10.38 Uhr: Maskenpflicht in der Schule? Das sagt das Land Niedersachsen dazu

Niedersachsen hält die von Nordrhein-Westfalen eingeführte Maskenpflicht auch während des Unterrichts an weiterführenden Schulen und Berufsschulen momentan für übertrieben. Das Land starte nach den Sommerferien an den Schulen einen eingeschränkten Regelbetrieb mit möglichst festen Lerngruppen, sagte Kultusstaatssekretärin Gaby Willamowius am Dienstag in Hannover.

Angesichts der derzeit niedrigen Infektionszahlen in Niedersachsen sei das Tragen der Mund-Nasen-Bedeckung während der gesamten Unterrichtszeit in einer solchen Lerngruppe nicht verhältnismäßig. Allerdings werde das Tragen einer Maske außerhalb des Unterrichts in bestimmten Situationen, etwa auf den Gängen, verpflichtend.

08.37 Uhr: Reiserückkehrer aus Wolfenbüttel positiv getestet

Sechs Menschen aus dem Landkreis Wolfenbüttel haben sich während einer Busreise ins europäische Ausland mit dem Coronavirus infiziert. Das Gesundheitsamt ordnete häusliche Quarantäne an. Auch die Personen, die im selben Haushalt leben, sind unter Quarantäne gestellt. Zwei weitere Personen wurden negativ getestet. Der Landkreis hat eine schlimme Vermutung: Im Reisebus wurden die Hygieneregeln anscheinend nicht eingehalten.
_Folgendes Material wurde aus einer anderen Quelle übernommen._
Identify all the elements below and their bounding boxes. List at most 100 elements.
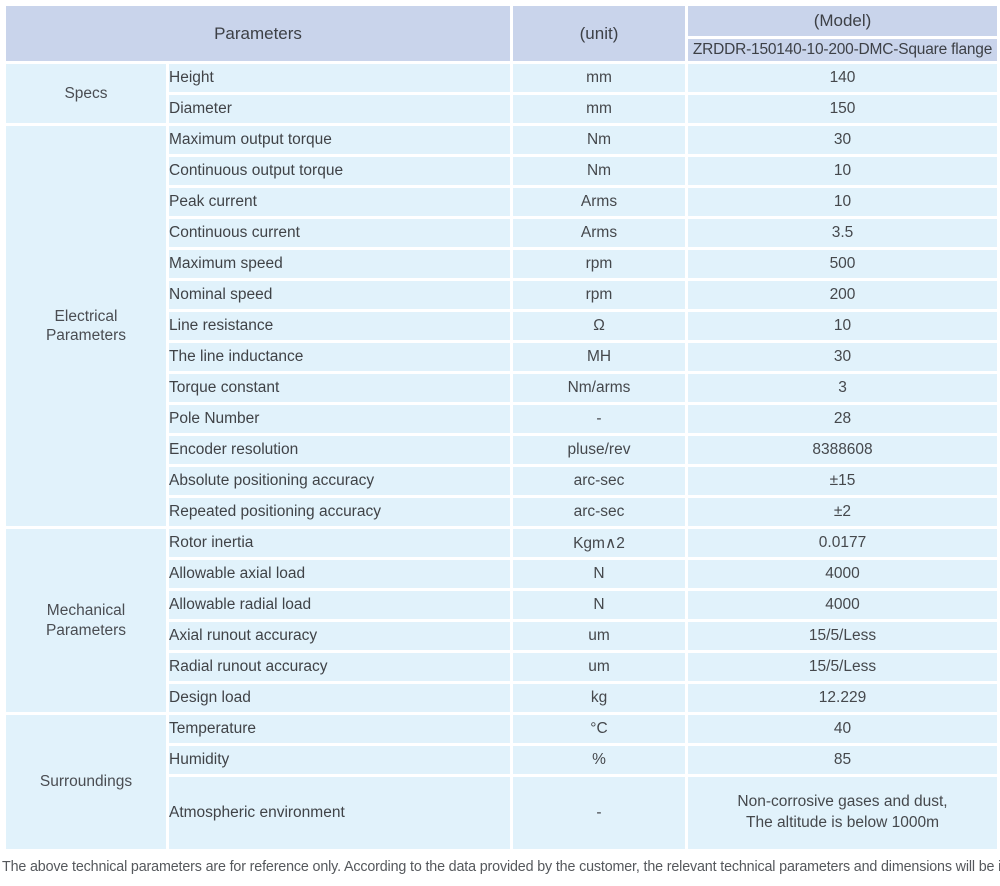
- table-row: Humidity% 85: [5, 743, 1000, 777]
- parameter-cell: The line inductance: [166, 340, 513, 374]
- unit-cell: pluse/rev: [510, 433, 688, 467]
- unit-cell: %: [510, 743, 688, 777]
- value-cell: Non-corrosive gases and dust, The altitu…: [685, 774, 1000, 852]
- table-row: Encoder resolution pluse/rev 8388608: [5, 433, 1000, 467]
- header-model-cell: (Model): [685, 3, 1000, 39]
- parameter-cell: Absolute positioning accuracy: [166, 464, 513, 498]
- table-row: The line inductance MH 30: [5, 340, 1000, 374]
- parameter-cell: Pole Number: [166, 402, 513, 436]
- unit-cell: Arms: [510, 216, 688, 250]
- table-row: Nominal speed rpm 200: [5, 278, 1000, 312]
- parameter-cell: Repeated positioning accuracy: [166, 495, 513, 529]
- parameter-cell: Maximum output torque: [166, 123, 513, 157]
- table-row: Maximum speed rpm 500: [5, 247, 1000, 281]
- table-row: Axial runout accuracy um 15/5/Less: [5, 619, 1000, 653]
- parameter-cell: Torque constant: [166, 371, 513, 405]
- parameter-cell: Peak current: [166, 185, 513, 219]
- unit-cell: kg: [510, 681, 688, 715]
- table-row: Allowable axial load N 4000: [5, 557, 1000, 591]
- unit-cell: mm: [510, 92, 688, 126]
- parameter-cell: Axial runout accuracy: [166, 619, 513, 653]
- table-row: Pole Number -28: [5, 402, 1000, 436]
- value-cell: 140: [685, 61, 1000, 95]
- table-row: Diameter mm 150: [5, 92, 1000, 126]
- value-cell: 10: [685, 309, 1000, 343]
- parameter-cell: Radial runout accuracy: [166, 650, 513, 684]
- value-cell: ±2: [685, 495, 1000, 529]
- table-row: Surroundings Temperature °C 40: [3, 712, 1000, 852]
- unit-cell: mm: [510, 61, 688, 95]
- group-label-cell: Surroundings: [3, 712, 169, 852]
- value-cell: 30: [685, 340, 1000, 374]
- unit-cell: Ω: [510, 309, 688, 343]
- page: { "table": { "header": { "parameters_lab…: [0, 3, 1000, 886]
- unit-cell: Nm/arms: [510, 371, 688, 405]
- parameter-cell: Nominal speed: [166, 278, 513, 312]
- header-parameters-cell: Parameters: [3, 3, 513, 64]
- unit-cell: N: [510, 557, 688, 591]
- header-unit-cell: (unit): [510, 3, 688, 64]
- unit-cell: arc-sec: [510, 495, 688, 529]
- group-label-cell: Specs: [3, 61, 169, 126]
- table-row: Electrical Parameters Maximum output torq…: [3, 123, 1000, 529]
- table-row: Line resistance Ω 10: [5, 309, 1000, 343]
- unit-cell: um: [510, 650, 688, 684]
- unit-cell: um: [510, 619, 688, 653]
- table-row: Specs Height mm 140: [3, 61, 1000, 126]
- unit-cell: -: [510, 774, 688, 852]
- group-label-cell: Electrical Parameters: [3, 123, 169, 529]
- value-cell: 28: [685, 402, 1000, 436]
- value-cell: 500: [685, 247, 1000, 281]
- value-cell: ±15: [685, 464, 1000, 498]
- value-cell: 15/5/Less: [685, 650, 1000, 684]
- footer-note: The above technical parameters are for r…: [2, 859, 1000, 875]
- spec-table: Parameters (unit) (Model) ZRDDR-150140-1…: [3, 3, 1000, 852]
- table-row: Absolute positioning accuracy arc-sec ±15: [5, 464, 1000, 498]
- value-cell: 0.0177: [685, 526, 1000, 560]
- parameter-cell: Temperature: [166, 712, 513, 746]
- parameter-cell: Allowable axial load: [166, 557, 513, 591]
- unit-cell: Nm: [510, 123, 688, 157]
- parameter-cell: Diameter: [166, 92, 513, 126]
- header-row-2: ZRDDR-150140-10-200-DMC-Square flange: [5, 36, 1000, 64]
- value-cell: 12.229: [685, 681, 1000, 715]
- table-row: Design load kg 12.229: [5, 681, 1000, 715]
- parameter-cell: Maximum speed: [166, 247, 513, 281]
- table-row: Torque constant Nm/arms 3: [5, 371, 1000, 405]
- value-cell: 30: [685, 123, 1000, 157]
- table-row: Mechanical Parameters Rotor inertia Kgm∧2 0…: [3, 526, 1000, 715]
- unit-cell: N: [510, 588, 688, 622]
- table-body: Specs Height mm 140 Diameter mm 150 Electrical …: [3, 61, 1000, 852]
- table-row: Radial runout accuracy um 15/5/Less: [5, 650, 1000, 684]
- value-cell: 4000: [685, 588, 1000, 622]
- table-row: Peak current Arms 10: [5, 185, 1000, 219]
- table-row: Allowable radial load N 4000: [5, 588, 1000, 622]
- value-cell: 10: [685, 154, 1000, 188]
- unit-cell: Arms: [510, 185, 688, 219]
- unit-cell: Kgm∧2: [510, 526, 688, 560]
- table-row: Atmospheric environment - Non-corrosive ga…: [5, 774, 1000, 852]
- value-cell: 3: [685, 371, 1000, 405]
- value-cell: 200: [685, 278, 1000, 312]
- parameter-cell: Continuous current: [166, 216, 513, 250]
- parameter-cell: Height: [166, 61, 513, 95]
- unit-cell: rpm: [510, 247, 688, 281]
- unit-cell: rpm: [510, 278, 688, 312]
- unit-cell: °C: [510, 712, 688, 746]
- parameter-cell: Humidity: [166, 743, 513, 777]
- value-cell: 8388608: [685, 433, 1000, 467]
- table-header: Parameters (unit) (Model) ZRDDR-150140-1…: [3, 3, 1000, 64]
- table-row: Repeated positioning accuracy arc-sec ±2: [5, 495, 1000, 529]
- value-cell: 150: [685, 92, 1000, 126]
- unit-cell: -: [510, 402, 688, 436]
- table-row: Continuous current Arms 3.5: [5, 216, 1000, 250]
- value-cell: 85: [685, 743, 1000, 777]
- group-label-cell: Mechanical Parameters: [3, 526, 169, 715]
- unit-cell: MH: [510, 340, 688, 374]
- parameter-cell: Rotor inertia: [166, 526, 513, 560]
- parameter-cell: Line resistance: [166, 309, 513, 343]
- header-model-value-cell: ZRDDR-150140-10-200-DMC-Square flange: [685, 36, 1000, 64]
- parameter-cell: Atmospheric environment: [166, 774, 513, 852]
- parameter-cell: Continuous output torque: [166, 154, 513, 188]
- unit-cell: Nm: [510, 154, 688, 188]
Die betroffenen waren Teil einer größeren Reisegruppe aus ganz Deutschland. Am Donnerstag erhielten die Teilnehmenden aus dem Landkreis die Information, dass ein Teilnehmer aus einer anderen Stadt positiv auf das Virus getestet wurde. Daraufhin wurde der Kontakt zum Gesundheitsamt im Landkreis Wolfenbüttel gesucht, das weitere Maßnahmen anordnete. Hausärzte testeten die Rückkehrer.